In March 2013, the Securities and Exchange Commission (SEC) proposed new rules designed to strengthen the technology infrastructure of certain participants in U.S. securities markets. Citing the heavy reliance on technology and automated systems in todays markets, the SEC noted that a technology infrastructure failure could have significant and even devastating implications for investors and financial markets. Those risks were highlighted by various technology issues that arose prior to the 2013 proposals. Now the new regulations have been approved for implementation.

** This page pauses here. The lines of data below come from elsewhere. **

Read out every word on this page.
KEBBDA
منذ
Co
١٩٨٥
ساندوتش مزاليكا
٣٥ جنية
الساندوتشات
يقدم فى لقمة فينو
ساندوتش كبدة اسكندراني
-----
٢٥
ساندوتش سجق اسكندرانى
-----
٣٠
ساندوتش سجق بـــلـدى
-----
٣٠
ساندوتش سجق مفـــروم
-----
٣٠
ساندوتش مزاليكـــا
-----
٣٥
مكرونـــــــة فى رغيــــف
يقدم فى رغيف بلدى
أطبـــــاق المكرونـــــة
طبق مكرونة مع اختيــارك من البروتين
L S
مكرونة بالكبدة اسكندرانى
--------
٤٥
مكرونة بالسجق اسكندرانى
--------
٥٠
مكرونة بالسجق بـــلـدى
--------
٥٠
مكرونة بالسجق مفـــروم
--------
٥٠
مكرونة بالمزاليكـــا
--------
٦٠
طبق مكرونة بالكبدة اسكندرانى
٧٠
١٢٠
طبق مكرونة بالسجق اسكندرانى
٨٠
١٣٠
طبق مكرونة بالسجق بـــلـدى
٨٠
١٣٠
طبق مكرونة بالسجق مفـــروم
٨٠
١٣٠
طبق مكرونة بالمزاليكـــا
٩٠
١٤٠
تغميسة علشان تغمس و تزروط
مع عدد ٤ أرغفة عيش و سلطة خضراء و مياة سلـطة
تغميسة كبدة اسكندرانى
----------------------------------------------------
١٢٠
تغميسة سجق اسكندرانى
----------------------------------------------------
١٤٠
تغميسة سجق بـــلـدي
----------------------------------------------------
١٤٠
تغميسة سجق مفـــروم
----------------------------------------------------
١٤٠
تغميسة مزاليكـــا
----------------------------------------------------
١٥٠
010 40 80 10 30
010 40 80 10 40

The new rules are known as Regulation Systems Compliance and Integrity (Regulation SCI) and are intended to reduce the likelihood of systems glitches and to improve system resiliency when technological problems occur. The entities governed by Regulation SCI will be required to have comprehensive policies and procedures in place for their technological systems as well as a framework for taking appropriate corrective action when systems issues occur. The regulation also requires notifications and reports to the SEC regarding systems problems as well as systems changes. There is also a requirement to inform members and participants in the event that systems issues occur. Testing and review provisions mandate business continuity testing and annual reviews of automated systems.
Regulation SCI applies to certain key market participants referred to as SCI entities, which include: self-regulatory organizations (SROs), plan processors, clearing agencies and alternative trading systems (ATSs) that exceed certain volume thresholds. Such entities are required to “ensure their core technology meets certain standards, conduct business continuity testing, and provide certain notifications in the event of systems disruptions and other events” by way of designing, developing, testing, maintaining and monitoring systems that are integral to their operations.
New Controls for New Technology
In a statement released by SEC Chair Mary Jo White, the importance of notification to the SEC was underscored:
The rules adopted today mark an historic shift in the Commissions regulation of the U.S. securities markets that will better protect investors by requiring comprehensive new controls for the technological systems that form the core of our current market. The rules provide greater accountability for those responsible for our critical market systems, helping ensure that such systems operate effectively and that any issues are promptly corrected and communicated to market participants and the Commission.
Regulation SCI becomes effective 60 days after publication in the Federal Register, and SCI entities will have nine months from such effective date to come into compliance with its rules. An ATS that becomes newly subject to Regulation SCI due to achieving the thresholds for the first time will have an additional six months from the time that the ATS first meets the applicable thresholds to comply.